Chi ha amato De André sin da piccolo ha una sorta di eterna diffidenza verso cover, rivisitazioni e citazioni. Specialmente in un’era sincretica come questa, dove tutto può essere sminuzzato, frullato, ripensato. Eppure quando Michele Ascolese fa scorrere le mani sulle corde della chitarra per La domenica delle salme o quando le accarezza appena per La guerra di Piero tutto l’ostracismo cessa immediatamente. Michele è stato chitarrista di De André dal tour de Le Nuvole (1991) a quello di Anime Salve (1997-98), in otto dei 23 anni di attività dal vivo del cantautore. Domenica 13 aprile si esibirà alla Villetta di Roma in una festa tributo alla poesia di Faber insieme a molti altri collaboratori storici. Lo incontro durante un suo “giro di perlustrazione” del palco e cerco di farmi spiegare perché, oggi, vale ancora la pena suonare De André.
Che concerto sarà?
Una festa. Abbiamo deciso di seguire il canovaccio solo per metà, il resto sarà improvvisazione. Anzi ci piacerebbe che sia il pubblico a chiederci quali canzoni di Fabrizio suonare.
Un po’ come succedeva con lui quando cantava tra i tavoli delle osterie sarde.
Esattamente. Il clima è proprio quello. Fabrizio amava la musica, amava esibirsi. Eppure generalmente lo si ricorda in maniera piuttosto istituzionale. Ma per lui la musica era principalmente gioia.
Com’era il De André del dopo concerto, del dietro le quinte, della stanchezza accumulata delle prove?
Non andava via prima di aver salutato ogni persona che voleva parlargli. Delle volte, dopo un concerto, trascorreva ore e ore ad ascoltare fino a 300 persone che in fila aspettavano il proprio turno per ringraziarlo, salutarlo o raccontargli qualcosa.
E con i musicisti?
Era fantastico. Esigente e fantastico.
Un perfezionista.
Sì, ma non era difficile lavorare con lui. Ci ha insegnato a essere perfezionisti a nostra volta. In primis lo era con se stesso, quindi il resto era una normale conseguenza.
Nei suoi concerti era sempre molto evidente l’idea di gruppo. Come riusciva creare così tanto amalgama artistico tra i suoi collaboratori?
Cercava sempre le stesse persone.
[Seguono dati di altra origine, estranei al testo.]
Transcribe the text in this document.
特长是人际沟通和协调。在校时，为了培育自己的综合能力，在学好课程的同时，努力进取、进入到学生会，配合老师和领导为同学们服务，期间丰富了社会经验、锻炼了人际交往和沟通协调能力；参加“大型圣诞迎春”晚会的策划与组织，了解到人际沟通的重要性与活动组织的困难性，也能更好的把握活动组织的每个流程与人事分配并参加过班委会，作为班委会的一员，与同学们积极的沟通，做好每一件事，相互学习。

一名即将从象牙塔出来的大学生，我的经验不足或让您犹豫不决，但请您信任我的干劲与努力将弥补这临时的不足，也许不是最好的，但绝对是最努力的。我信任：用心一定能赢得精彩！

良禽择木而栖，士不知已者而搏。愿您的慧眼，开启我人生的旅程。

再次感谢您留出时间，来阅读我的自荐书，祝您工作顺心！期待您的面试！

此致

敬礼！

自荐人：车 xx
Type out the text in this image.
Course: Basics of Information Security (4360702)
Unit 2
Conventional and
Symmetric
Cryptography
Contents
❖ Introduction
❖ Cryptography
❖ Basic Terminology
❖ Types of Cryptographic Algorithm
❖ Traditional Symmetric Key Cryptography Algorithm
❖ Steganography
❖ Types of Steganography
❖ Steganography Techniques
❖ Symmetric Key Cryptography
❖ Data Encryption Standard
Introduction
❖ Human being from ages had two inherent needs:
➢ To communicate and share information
Credeva fermamente nelle persone, amava le persone. Cercava quindi di circondarsi di persone con cui si trovava bene. I suoi sono stati sempre musicisti eccezionali, ma prima di tutto cercava di investire nel lato umano dei collaboratori. Ed è giusto ricordare la sua grande umiltà.
La musica di De André riesce a lasciare il segno ad un pubblico variegato. Anche a 16 anni dalla morte la sua poesia continua ad essere cercata, studiata e vissuta anche da giovanissimi. Come spieghi questo attaccamento trasversale nei confronti di un cantautore la cui poetica non ha una facile lettura?
Oltre a Le Nuvole, che ebbe uno strepitoso successo commerciale, gli album di Fabrizio hanno tutti avuto successo nel tempo, mai immediatamente. Perché le sue sono verità universali, sempre attuali. Un po’ come quelle dell’Odissea o dell’Illiade. L’ascoltatore percepisce il suo animo da osservatore, da indagatore della realtà. Del resto lui lo diceva sempre, verso la sua opera si sentiva un semplice artigiano. E questo spirito è apprezzato dal suo pubblico.
Nell’album Creuza de ma Fabrizio ha raccontato la terra, le tradizioni che rischiano di essere smussate, le lingue regionali e le loro ricchezze. Come racconterebbe il monto interculturale di oggi?
Fabrizio è stato oltremodo in anticipo. Anime Salve finisce con Smisurata preghiera, che è il suo testamento spirituale. Lì capiamo la sua urgenza nel difendere le minoranze, nel preservarle dal rischio di essere fagocitate dalla maggioranza. Una necessità. L’attualità di quella canzone è impressionante.
Che cosa provi nel suonare le sue canzoni senza averlo con te sul palco?
È certamente molto emozionante. Ma è soprattutto un modo per incontrare vecchi amici. È un meraviglioso pretesto per incontrare persone. La sua musica è incontro. Dori Ghezzi disse che quella di Fabrizio è “una musica pubblica”. E aveva ragione.
Cos’è la musica italiana dopo De André?
Ci sono alcuni nuovi artisti interessanti. La vita cambia. Cambia il modo di raccontare la realtà, lo sguardo diventa più veloce, cambiano i contenuti. Di oggi mi piacciono artisti come Capossela, senza dimenticare i nuovi lavori degli “storici” tipo Francesco De Gregori. C’è una nuova velocità in tutto, anche nell’esecuzione. Non potrà esserci un nuovo De André, ma va bene così.